Penn National has 16 uniformed security guards and six surveillance workers at the Bangor racino. Their roles are “to make sure that the customers and the assets of the company are protected,” Johnson said, adding that even though the Bangor slots operation is a small one by some standards, it still will bear watching.
“There are people who target new facilities like ours,” he said.
Security officers, he said, likely will spend most of their time on customer service tasks, such as giving directions and pointing out the restrooms, while surveillance workers will monitor the closed-circuit television monitors linked to the ceiling cameras in their work area on the building’s partial third level.

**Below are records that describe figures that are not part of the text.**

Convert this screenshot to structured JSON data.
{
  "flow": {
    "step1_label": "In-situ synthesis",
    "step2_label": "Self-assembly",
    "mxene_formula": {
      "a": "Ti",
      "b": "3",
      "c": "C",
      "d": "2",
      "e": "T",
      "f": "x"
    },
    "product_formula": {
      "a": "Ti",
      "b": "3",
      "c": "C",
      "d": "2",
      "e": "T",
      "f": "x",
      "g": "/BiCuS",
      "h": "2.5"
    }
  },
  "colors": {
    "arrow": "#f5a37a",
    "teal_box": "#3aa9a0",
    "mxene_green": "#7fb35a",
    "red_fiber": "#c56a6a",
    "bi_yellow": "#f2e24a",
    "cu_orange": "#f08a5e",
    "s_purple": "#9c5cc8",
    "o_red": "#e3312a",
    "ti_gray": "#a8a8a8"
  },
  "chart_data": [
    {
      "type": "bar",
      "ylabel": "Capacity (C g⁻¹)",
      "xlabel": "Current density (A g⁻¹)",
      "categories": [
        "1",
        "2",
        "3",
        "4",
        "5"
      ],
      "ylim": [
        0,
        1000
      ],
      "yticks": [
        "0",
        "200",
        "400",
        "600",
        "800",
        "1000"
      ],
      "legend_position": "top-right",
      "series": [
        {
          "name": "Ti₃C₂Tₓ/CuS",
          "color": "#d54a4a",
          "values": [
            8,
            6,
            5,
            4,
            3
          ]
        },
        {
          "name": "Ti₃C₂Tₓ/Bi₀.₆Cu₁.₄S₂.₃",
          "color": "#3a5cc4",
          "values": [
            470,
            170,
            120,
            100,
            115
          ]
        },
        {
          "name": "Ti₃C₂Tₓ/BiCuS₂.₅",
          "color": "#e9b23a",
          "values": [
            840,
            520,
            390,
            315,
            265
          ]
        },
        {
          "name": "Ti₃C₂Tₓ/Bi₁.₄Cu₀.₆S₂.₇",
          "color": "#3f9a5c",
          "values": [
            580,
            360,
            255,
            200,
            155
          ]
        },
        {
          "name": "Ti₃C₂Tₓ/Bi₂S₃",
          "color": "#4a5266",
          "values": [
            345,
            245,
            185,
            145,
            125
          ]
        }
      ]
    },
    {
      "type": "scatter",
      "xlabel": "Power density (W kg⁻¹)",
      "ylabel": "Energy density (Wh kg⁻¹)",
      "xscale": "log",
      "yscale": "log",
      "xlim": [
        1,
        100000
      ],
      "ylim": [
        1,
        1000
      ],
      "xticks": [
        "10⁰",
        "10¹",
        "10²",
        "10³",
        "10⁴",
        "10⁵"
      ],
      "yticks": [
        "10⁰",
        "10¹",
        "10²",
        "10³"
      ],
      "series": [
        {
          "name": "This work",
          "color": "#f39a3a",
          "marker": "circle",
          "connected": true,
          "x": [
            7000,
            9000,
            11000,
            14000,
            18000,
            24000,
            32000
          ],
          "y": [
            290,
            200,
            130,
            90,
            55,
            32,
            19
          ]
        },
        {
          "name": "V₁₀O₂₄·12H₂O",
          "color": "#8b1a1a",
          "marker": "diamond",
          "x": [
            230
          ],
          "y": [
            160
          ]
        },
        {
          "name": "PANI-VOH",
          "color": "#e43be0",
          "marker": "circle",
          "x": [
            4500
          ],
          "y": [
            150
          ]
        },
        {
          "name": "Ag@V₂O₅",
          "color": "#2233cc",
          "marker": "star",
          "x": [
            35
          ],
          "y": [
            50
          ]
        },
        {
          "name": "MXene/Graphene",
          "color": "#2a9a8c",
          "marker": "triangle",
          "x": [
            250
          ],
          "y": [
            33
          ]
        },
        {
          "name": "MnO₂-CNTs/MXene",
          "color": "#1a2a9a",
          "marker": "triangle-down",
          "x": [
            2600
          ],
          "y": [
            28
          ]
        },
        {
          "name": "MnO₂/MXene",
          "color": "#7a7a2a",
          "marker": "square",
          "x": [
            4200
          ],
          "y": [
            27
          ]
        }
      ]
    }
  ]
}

The count room, where cash will be counted, can be reached only through a “man trap,” or a secure, two-door system, much like a sally port, which allows only one door to be open at a time.

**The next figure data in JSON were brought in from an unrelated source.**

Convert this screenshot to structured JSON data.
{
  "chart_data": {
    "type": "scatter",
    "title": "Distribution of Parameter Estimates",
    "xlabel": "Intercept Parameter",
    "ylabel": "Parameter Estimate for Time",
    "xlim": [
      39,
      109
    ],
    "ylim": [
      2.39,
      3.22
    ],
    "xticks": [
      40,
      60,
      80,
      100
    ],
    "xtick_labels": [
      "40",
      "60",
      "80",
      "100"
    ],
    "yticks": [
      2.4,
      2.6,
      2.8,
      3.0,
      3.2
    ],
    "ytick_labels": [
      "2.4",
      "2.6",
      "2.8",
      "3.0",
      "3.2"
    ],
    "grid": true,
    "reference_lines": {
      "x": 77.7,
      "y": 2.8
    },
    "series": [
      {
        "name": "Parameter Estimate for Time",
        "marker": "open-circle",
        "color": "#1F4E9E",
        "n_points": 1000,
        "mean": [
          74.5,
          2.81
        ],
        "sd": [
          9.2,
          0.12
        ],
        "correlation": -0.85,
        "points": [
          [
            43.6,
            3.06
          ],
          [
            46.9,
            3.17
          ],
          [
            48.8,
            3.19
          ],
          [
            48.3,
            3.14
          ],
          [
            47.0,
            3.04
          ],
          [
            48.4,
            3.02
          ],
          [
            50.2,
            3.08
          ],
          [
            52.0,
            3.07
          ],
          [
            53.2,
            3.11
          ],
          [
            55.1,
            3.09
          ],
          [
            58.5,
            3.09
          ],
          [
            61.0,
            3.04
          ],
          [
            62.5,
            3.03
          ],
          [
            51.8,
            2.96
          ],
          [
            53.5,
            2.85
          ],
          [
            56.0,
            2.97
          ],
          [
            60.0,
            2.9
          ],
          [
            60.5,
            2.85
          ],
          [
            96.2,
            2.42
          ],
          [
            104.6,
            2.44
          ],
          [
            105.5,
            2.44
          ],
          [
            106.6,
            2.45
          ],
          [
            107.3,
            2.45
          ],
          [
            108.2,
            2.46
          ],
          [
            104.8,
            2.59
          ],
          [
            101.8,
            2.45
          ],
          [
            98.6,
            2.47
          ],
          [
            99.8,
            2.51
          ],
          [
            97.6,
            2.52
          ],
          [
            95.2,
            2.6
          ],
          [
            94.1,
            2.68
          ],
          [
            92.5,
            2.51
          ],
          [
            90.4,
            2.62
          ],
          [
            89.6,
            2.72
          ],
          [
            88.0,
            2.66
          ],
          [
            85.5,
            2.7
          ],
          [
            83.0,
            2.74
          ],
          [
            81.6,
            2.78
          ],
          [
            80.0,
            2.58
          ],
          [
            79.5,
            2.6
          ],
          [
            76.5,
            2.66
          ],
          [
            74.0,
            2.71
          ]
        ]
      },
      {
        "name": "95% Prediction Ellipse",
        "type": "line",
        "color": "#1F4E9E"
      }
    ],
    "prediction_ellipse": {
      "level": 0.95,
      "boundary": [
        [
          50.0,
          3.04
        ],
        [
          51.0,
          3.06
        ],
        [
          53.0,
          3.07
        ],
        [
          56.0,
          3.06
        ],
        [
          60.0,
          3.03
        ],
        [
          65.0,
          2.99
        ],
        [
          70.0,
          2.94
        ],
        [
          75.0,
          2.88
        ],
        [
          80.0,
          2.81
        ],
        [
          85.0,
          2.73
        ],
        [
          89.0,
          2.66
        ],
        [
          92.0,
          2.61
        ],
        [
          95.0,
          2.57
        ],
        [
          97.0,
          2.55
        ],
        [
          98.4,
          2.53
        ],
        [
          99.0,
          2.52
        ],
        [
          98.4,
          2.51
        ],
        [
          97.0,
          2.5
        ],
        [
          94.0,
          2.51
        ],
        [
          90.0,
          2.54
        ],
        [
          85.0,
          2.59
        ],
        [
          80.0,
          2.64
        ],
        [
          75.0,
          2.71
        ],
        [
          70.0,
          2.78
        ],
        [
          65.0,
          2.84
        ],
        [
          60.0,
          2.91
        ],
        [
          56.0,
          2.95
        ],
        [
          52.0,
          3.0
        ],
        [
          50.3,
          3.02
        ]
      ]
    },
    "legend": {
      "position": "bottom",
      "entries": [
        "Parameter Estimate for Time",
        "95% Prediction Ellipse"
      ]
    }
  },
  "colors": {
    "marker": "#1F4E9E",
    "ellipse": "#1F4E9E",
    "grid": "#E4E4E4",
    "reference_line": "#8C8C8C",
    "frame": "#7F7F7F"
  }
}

Employees involved in emptying the cash boxes inside the slots and counting money must wear white pocketless jumpsuits and work on a Plexiglas-topped table to prevent their stashing cash on their persons or elsewhere in the windowless room equipped with surveillance cameras.

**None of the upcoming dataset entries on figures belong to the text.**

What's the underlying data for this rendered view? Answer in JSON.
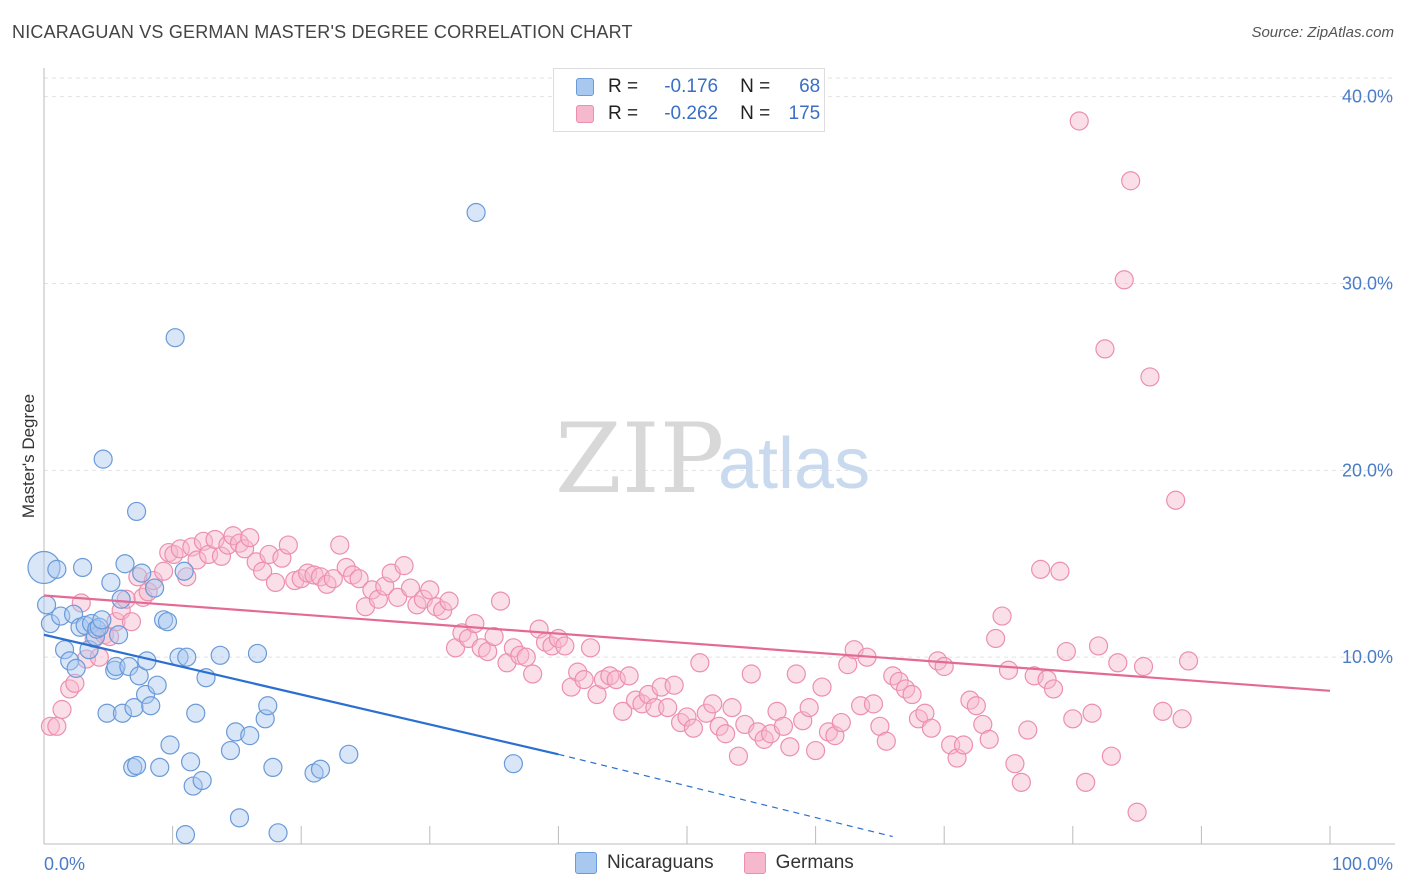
{
  "title": "NICARAGUAN VS GERMAN MASTER'S DEGREE CORRELATION CHART",
  "source": "Source: ZipAtlas.com",
  "watermark": {
    "zip": "ZIP",
    "atlas": "atlas"
  },
  "colors": {
    "nic_fill": "#a8c8f0",
    "nic_stroke": "#6a9ad8",
    "nic_line": "#2b6fd0",
    "ger_fill": "#f6b8cc",
    "ger_stroke": "#ec8fae",
    "ger_line": "#e46a96",
    "tick": "#4a7cc7",
    "grid": "#e2e2e2"
  },
  "stats": {
    "nic": {
      "r_label": "R =",
      "r": "-0.176",
      "n_label": "N =",
      "n": "68"
    },
    "ger": {
      "r_label": "R =",
      "r": "-0.262",
      "n_label": "N =",
      "n": "175"
    }
  },
  "legend": {
    "nic": "Nicaraguans",
    "ger": "Germans"
  },
  "chart_data": {
    "type": "scatter",
    "xlabel": "",
    "ylabel": "Master's Degree",
    "xlim": [
      0,
      100
    ],
    "ylim": [
      0,
      41
    ],
    "x_tick_labels": [
      {
        "v": 0,
        "label": "0.0%"
      },
      {
        "v": 100,
        "label": "100.0%"
      }
    ],
    "y_ticks": [
      {
        "v": 10,
        "label": "10.0%"
      },
      {
        "v": 20,
        "label": "20.0%"
      },
      {
        "v": 30,
        "label": "30.0%"
      },
      {
        "v": 40,
        "label": "40.0%"
      }
    ],
    "series": [
      {
        "name": "Nicaraguans",
        "trend": {
          "x0": 0,
          "y0": 11.2,
          "x1": 40,
          "y1": 4.8,
          "dash_to_x": 66,
          "dash_to_y": 0.4
        },
        "points": [
          [
            0,
            14.8
          ],
          [
            0.2,
            12.8
          ],
          [
            0.5,
            11.8
          ],
          [
            1,
            14.7
          ],
          [
            1.3,
            12.2
          ],
          [
            1.6,
            10.4
          ],
          [
            2,
            9.8
          ],
          [
            2.3,
            12.3
          ],
          [
            2.5,
            9.4
          ],
          [
            2.8,
            11.6
          ],
          [
            3,
            14.8
          ],
          [
            3.2,
            11.7
          ],
          [
            3.5,
            10.4
          ],
          [
            3.7,
            11.8
          ],
          [
            4,
            11.1
          ],
          [
            4.1,
            11.5
          ],
          [
            4.3,
            11.6
          ],
          [
            4.5,
            12.0
          ],
          [
            4.6,
            20.6
          ],
          [
            4.9,
            7.0
          ],
          [
            5.2,
            14.0
          ],
          [
            5.5,
            9.3
          ],
          [
            5.6,
            9.5
          ],
          [
            5.8,
            11.2
          ],
          [
            6,
            13.1
          ],
          [
            6.1,
            7.0
          ],
          [
            6.3,
            15.0
          ],
          [
            6.6,
            9.5
          ],
          [
            6.9,
            4.1
          ],
          [
            7,
            7.3
          ],
          [
            7.2,
            17.8
          ],
          [
            7.4,
            9.0
          ],
          [
            7.6,
            14.5
          ],
          [
            7.9,
            8.0
          ],
          [
            8,
            9.8
          ],
          [
            8.3,
            7.4
          ],
          [
            8.6,
            13.7
          ],
          [
            8.8,
            8.5
          ],
          [
            9,
            4.1
          ],
          [
            9.3,
            12.0
          ],
          [
            9.6,
            11.9
          ],
          [
            9.8,
            5.3
          ],
          [
            10.2,
            27.1
          ],
          [
            10.5,
            10.0
          ],
          [
            10.9,
            14.6
          ],
          [
            11.1,
            10.0
          ],
          [
            11.4,
            4.4
          ],
          [
            11.6,
            3.1
          ],
          [
            11.8,
            7.0
          ],
          [
            12.3,
            3.4
          ],
          [
            12.6,
            8.9
          ],
          [
            13.7,
            10.1
          ],
          [
            14.5,
            5.0
          ],
          [
            14.9,
            6.0
          ],
          [
            15.2,
            1.4
          ],
          [
            16,
            5.8
          ],
          [
            16.6,
            10.2
          ],
          [
            17.2,
            6.7
          ],
          [
            17.4,
            7.4
          ],
          [
            17.8,
            4.1
          ],
          [
            18.2,
            0.6
          ],
          [
            21,
            3.8
          ],
          [
            21.5,
            4.0
          ],
          [
            23.7,
            4.8
          ],
          [
            11,
            0.5
          ],
          [
            7.2,
            4.2
          ],
          [
            33.6,
            33.8
          ],
          [
            36.5,
            4.3
          ]
        ]
      },
      {
        "name": "Germans",
        "trend": {
          "x0": 0,
          "y0": 13.3,
          "x1": 100,
          "y1": 8.2
        },
        "points": [
          [
            0.5,
            6.3
          ],
          [
            1,
            6.3
          ],
          [
            1.4,
            7.2
          ],
          [
            2,
            8.3
          ],
          [
            2.4,
            8.6
          ],
          [
            2.9,
            12.9
          ],
          [
            3.3,
            9.9
          ],
          [
            3.9,
            11.0
          ],
          [
            4.3,
            10.0
          ],
          [
            4.7,
            11.2
          ],
          [
            5.1,
            11.1
          ],
          [
            5.6,
            11.9
          ],
          [
            6,
            12.5
          ],
          [
            6.4,
            13.1
          ],
          [
            6.8,
            11.9
          ],
          [
            7.3,
            14.3
          ],
          [
            7.7,
            13.2
          ],
          [
            8.1,
            13.5
          ],
          [
            8.5,
            14.1
          ],
          [
            9.3,
            14.6
          ],
          [
            9.7,
            15.6
          ],
          [
            10.1,
            15.5
          ],
          [
            10.6,
            15.8
          ],
          [
            11.1,
            14.3
          ],
          [
            11.5,
            15.9
          ],
          [
            11.9,
            15.2
          ],
          [
            12.4,
            16.2
          ],
          [
            12.8,
            15.5
          ],
          [
            13.3,
            16.3
          ],
          [
            13.8,
            15.4
          ],
          [
            14.3,
            16.0
          ],
          [
            14.7,
            16.5
          ],
          [
            15.2,
            16.1
          ],
          [
            15.6,
            15.8
          ],
          [
            16,
            16.4
          ],
          [
            16.5,
            15.1
          ],
          [
            17,
            14.6
          ],
          [
            17.5,
            15.5
          ],
          [
            18,
            14.0
          ],
          [
            18.5,
            15.3
          ],
          [
            19,
            16.0
          ],
          [
            19.5,
            14.1
          ],
          [
            20,
            14.2
          ],
          [
            20.5,
            14.5
          ],
          [
            21,
            14.4
          ],
          [
            21.5,
            14.3
          ],
          [
            22,
            13.9
          ],
          [
            22.5,
            14.2
          ],
          [
            23,
            16.0
          ],
          [
            23.5,
            14.8
          ],
          [
            24,
            14.4
          ],
          [
            24.5,
            14.2
          ],
          [
            25,
            12.7
          ],
          [
            25.5,
            13.6
          ],
          [
            26,
            13.1
          ],
          [
            26.5,
            13.8
          ],
          [
            27,
            14.5
          ],
          [
            27.5,
            13.2
          ],
          [
            28,
            14.9
          ],
          [
            28.5,
            13.7
          ],
          [
            29,
            12.8
          ],
          [
            29.5,
            13.1
          ],
          [
            30,
            13.6
          ],
          [
            30.5,
            12.7
          ],
          [
            31,
            12.5
          ],
          [
            31.5,
            13.0
          ],
          [
            32,
            10.5
          ],
          [
            32.5,
            11.3
          ],
          [
            33,
            11.0
          ],
          [
            33.5,
            11.8
          ],
          [
            34,
            10.5
          ],
          [
            34.5,
            10.3
          ],
          [
            35,
            11.1
          ],
          [
            35.5,
            13.0
          ],
          [
            36,
            9.7
          ],
          [
            36.5,
            10.5
          ],
          [
            37,
            10.1
          ],
          [
            37.5,
            10.0
          ],
          [
            38,
            9.1
          ],
          [
            38.5,
            11.5
          ],
          [
            39,
            10.8
          ],
          [
            39.5,
            10.6
          ],
          [
            40,
            11.0
          ],
          [
            40.5,
            10.6
          ],
          [
            41,
            8.4
          ],
          [
            41.5,
            9.2
          ],
          [
            42,
            8.8
          ],
          [
            42.5,
            10.5
          ],
          [
            43,
            8.0
          ],
          [
            43.5,
            8.8
          ],
          [
            44,
            9.0
          ],
          [
            44.5,
            8.8
          ],
          [
            45,
            7.1
          ],
          [
            45.5,
            9.0
          ],
          [
            46,
            7.7
          ],
          [
            46.5,
            7.5
          ],
          [
            47,
            8.0
          ],
          [
            47.5,
            7.3
          ],
          [
            48,
            8.4
          ],
          [
            48.5,
            7.3
          ],
          [
            49,
            8.5
          ],
          [
            49.5,
            6.5
          ],
          [
            50,
            6.8
          ],
          [
            50.5,
            6.2
          ],
          [
            51,
            9.7
          ],
          [
            51.5,
            7.0
          ],
          [
            52,
            7.5
          ],
          [
            52.5,
            6.3
          ],
          [
            53,
            5.9
          ],
          [
            53.5,
            7.3
          ],
          [
            54,
            4.7
          ],
          [
            54.5,
            6.4
          ],
          [
            55,
            9.1
          ],
          [
            55.5,
            6.0
          ],
          [
            56,
            5.6
          ],
          [
            56.5,
            5.9
          ],
          [
            57,
            7.1
          ],
          [
            57.5,
            6.3
          ],
          [
            58,
            5.2
          ],
          [
            58.5,
            9.1
          ],
          [
            59,
            6.6
          ],
          [
            59.5,
            7.3
          ],
          [
            60,
            5.0
          ],
          [
            60.5,
            8.4
          ],
          [
            61,
            6.0
          ],
          [
            61.5,
            5.8
          ],
          [
            62,
            6.5
          ],
          [
            62.5,
            9.6
          ],
          [
            63,
            10.4
          ],
          [
            63.5,
            7.4
          ],
          [
            64,
            10.0
          ],
          [
            64.5,
            7.5
          ],
          [
            65,
            6.3
          ],
          [
            65.5,
            5.5
          ],
          [
            66,
            9.0
          ],
          [
            66.5,
            8.7
          ],
          [
            67,
            8.3
          ],
          [
            67.5,
            8.0
          ],
          [
            68,
            6.7
          ],
          [
            68.5,
            7.0
          ],
          [
            69,
            6.2
          ],
          [
            69.5,
            9.8
          ],
          [
            70,
            9.5
          ],
          [
            70.5,
            5.3
          ],
          [
            71,
            4.6
          ],
          [
            71.5,
            5.3
          ],
          [
            72,
            7.7
          ],
          [
            72.5,
            7.4
          ],
          [
            73,
            6.4
          ],
          [
            73.5,
            5.6
          ],
          [
            74,
            11.0
          ],
          [
            74.5,
            12.2
          ],
          [
            75,
            9.3
          ],
          [
            75.5,
            4.3
          ],
          [
            76,
            3.3
          ],
          [
            76.5,
            6.1
          ],
          [
            77,
            9.0
          ],
          [
            77.5,
            14.7
          ],
          [
            78,
            8.8
          ],
          [
            78.5,
            8.3
          ],
          [
            79,
            14.6
          ],
          [
            79.5,
            10.3
          ],
          [
            80,
            6.7
          ],
          [
            80.5,
            38.7
          ],
          [
            81,
            3.3
          ],
          [
            81.5,
            7.0
          ],
          [
            82,
            10.6
          ],
          [
            82.5,
            26.5
          ],
          [
            83,
            4.7
          ],
          [
            83.5,
            9.7
          ],
          [
            84,
            30.2
          ],
          [
            84.5,
            35.5
          ],
          [
            85,
            1.7
          ],
          [
            85.5,
            9.5
          ],
          [
            86,
            25.0
          ],
          [
            87,
            7.1
          ],
          [
            88,
            18.4
          ],
          [
            88.5,
            6.7
          ],
          [
            89,
            9.8
          ]
        ]
      }
    ]
  }
}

In addition, two civilian inspectors from the Maine State Police gambling control unit will be posted at the Bangor facility.
Patrons will put dollar bills or paper tickets into the slot machines. When they finish playing a machine, or want to head home, they press a “cash out” button, and out pops a paper ticket. The ticket can be turned in for cash or inserted into another machine for more play. The slots and payout kiosk can read only tickets printed on special thermal paper.
Don’t even try to copy them on your home computer or office copy machine, officials warned.
Both Don Winslow, Bangor’s police chief, and Penobscot County Sheriff Glenn Ross said Welch had briefed their departments about the coming slot machines.
Asked if he thought Bangor was ready for slots, Winslow said, “Absolutely. I’m not concerned that we’re going to have a big increase in crime.
“I think service-related calls will probably go up, though,” he said, citing traffic, parking issues and removing unwanted people as among the problems local police likely will be called upon to resolve.
“You know, the things that we see with any large groups of people,” he said. “I know that Penn National is going to be running a clean ship. I think there’s a solid plan in place.
“They will take care of most of the problems inside,” Winslow continued. “They’re going be really proactive. Any problems related to the slot machines and gaming itself will be handled by state police.”
Ross said his deputies could be busier with routine calls.
“Well, you know, we always wonder how [facilities that bring a lot of people to the area] will affect our personnel and our jail population,” Ross said. “I’m not saying that there will be, but with more people coming into town, there’s a potential for more crime. I think that’s been a concern.”